April 24, 2024

Sector Portrait: Law

Florida's business courts

Attorneys laud progress in the system but see room for improvement.

Hot Practice Areas in 2012

  • Commercial bankruptcy
  • Latin American practices
  • Corporate litigation (construction, white collar, trade secrets)
  • Healthcare
  • Labor and employment law
  • Social media

Still Chilly

  • Real estate
  • Eminent domain / condemnation
  • Banking

Stats and Facts

  • Women comprise 34% of Florida Bar membership. Thirty years ago, women accounted for only 8% of membership; 20 years ago, 20%; 10 years ago, 27%.
  • 62% of women lawyers in Florida are employed in private practice positions compared to 87% of men.
  • In a randomly selected poll of Florida Bar members, 35% of all respondents report their hourly rate to be more than $250, while 16% report their hourly rate to be more than $300. Additionally, 40% report their hourly rate to be $200 or less.
  • Biggest areas of concern for lawyers in Florida: "Lack of ethics/professionalism" and "poor public perception."
  • Florida Bar members say issues of greatest impact on the profession over the next decade: Technology, too many attorneys and the economy.

Source: Florida Bar 2010 Economics and Law Office Management Survey, 2009 Florida Bar Open Membership Opinion Survey

Digital Deluge

» The proliferation of electronic communication is creating mountains of evidence that may be promising but are difficult to mine.

Paul Singerman
Paul Singerman has retrieved documents from hard drives and memories of copy machines and voice mails from corporate and personal mobile devices. [Photo: Scott Barfield]

In complicated cases, Miami attorney Paul Singerman may amass thousands of e-mails and voice mails during the discovery process. Singerman, who currently represents clients in two of Florida’s biggest fraud cases, knows just one electronic record can hold the key to a million-dollar judgment. But how many can an attorney realistically scour — and how much should a company have to spend to retrieve electronic information to defend itself?

Increasingly, the volume of electronic communication is creating big challenges when a company ends up in court. A company with about 100 employees sending an average of 25 e-mails daily produces about 625,000 e-mails yearly. When sued, if a company can’t easily comply with a court order to produce specific e-mails or other electronically stored information it can face sanctions and higher litigation costs. A judge can even bar a defense if it appears the party being sued didn’t preserve evidence after a claim was asserted.

During consultations, one of the first questions Singerman says he asks a potential client is how the company manages its electronic information. "If they have paid no attention to electronically stored information policies and practices, we’ve got lot of educating to do in terms of human and financial resources required to zealously represent or defend them."

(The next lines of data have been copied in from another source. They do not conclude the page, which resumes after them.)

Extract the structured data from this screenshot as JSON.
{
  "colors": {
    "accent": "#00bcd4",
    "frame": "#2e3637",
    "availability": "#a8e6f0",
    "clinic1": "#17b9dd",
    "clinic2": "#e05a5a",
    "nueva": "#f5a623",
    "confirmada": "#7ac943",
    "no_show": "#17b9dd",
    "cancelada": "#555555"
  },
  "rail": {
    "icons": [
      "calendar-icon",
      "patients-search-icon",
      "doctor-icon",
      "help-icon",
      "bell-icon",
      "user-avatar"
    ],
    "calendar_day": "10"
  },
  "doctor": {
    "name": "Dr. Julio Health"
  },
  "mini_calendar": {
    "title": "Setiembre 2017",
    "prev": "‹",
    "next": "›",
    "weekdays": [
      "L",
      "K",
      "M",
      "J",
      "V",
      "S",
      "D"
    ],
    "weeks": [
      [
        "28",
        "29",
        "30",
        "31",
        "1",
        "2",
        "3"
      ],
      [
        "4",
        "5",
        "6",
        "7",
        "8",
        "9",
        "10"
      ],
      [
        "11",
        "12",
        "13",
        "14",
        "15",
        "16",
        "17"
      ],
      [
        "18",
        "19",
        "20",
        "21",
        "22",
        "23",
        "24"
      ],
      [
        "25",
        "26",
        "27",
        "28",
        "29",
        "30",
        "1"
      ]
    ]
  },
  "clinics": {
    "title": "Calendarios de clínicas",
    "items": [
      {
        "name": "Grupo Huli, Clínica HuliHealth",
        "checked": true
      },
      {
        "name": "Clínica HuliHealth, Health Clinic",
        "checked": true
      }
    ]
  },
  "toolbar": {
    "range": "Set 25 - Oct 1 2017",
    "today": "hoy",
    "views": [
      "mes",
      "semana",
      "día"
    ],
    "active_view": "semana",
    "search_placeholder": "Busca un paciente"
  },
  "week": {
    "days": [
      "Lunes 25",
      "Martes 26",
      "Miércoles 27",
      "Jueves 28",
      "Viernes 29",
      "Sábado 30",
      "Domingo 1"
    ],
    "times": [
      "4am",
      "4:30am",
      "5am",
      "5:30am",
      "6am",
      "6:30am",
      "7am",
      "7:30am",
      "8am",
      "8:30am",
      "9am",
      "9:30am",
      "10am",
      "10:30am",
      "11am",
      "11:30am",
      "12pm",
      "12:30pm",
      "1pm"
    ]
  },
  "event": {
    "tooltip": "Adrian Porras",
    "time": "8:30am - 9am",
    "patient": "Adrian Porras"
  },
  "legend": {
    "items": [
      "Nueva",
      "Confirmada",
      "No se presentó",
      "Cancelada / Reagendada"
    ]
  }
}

Singerman says his firm has hired two full-time litigation support specialists and invested in a document management program that allows its lawyers to input and review documents for themes or key words. Firms around the state are making similar investments in document management systems. "It would surprise people to learn how much trouble you can be in if you don’t know how to manage and exploit large amounts of electronically stored information," he says.

An area of increasing debate is who picks up the tab for the cost of retrieving electronic information. Lawyers likely will make their case in March before Florida’s Supreme Court to shift the cost to the party requesting the information.

Orlando attorney Francis Sheppard, who represents public agencies such as school boards, says plaintiff attorneys are asking for his clients to produce electronic information that takes hundreds of hours to retrieve.

"These agencies already are strapped for cash," says Sheppard, managing partner of Rumberger, Kirk & Caldwell. In some instances, he says, the cost of retrieving the information might force a client to settle. "Some of these discovery requests may or may not be necessary."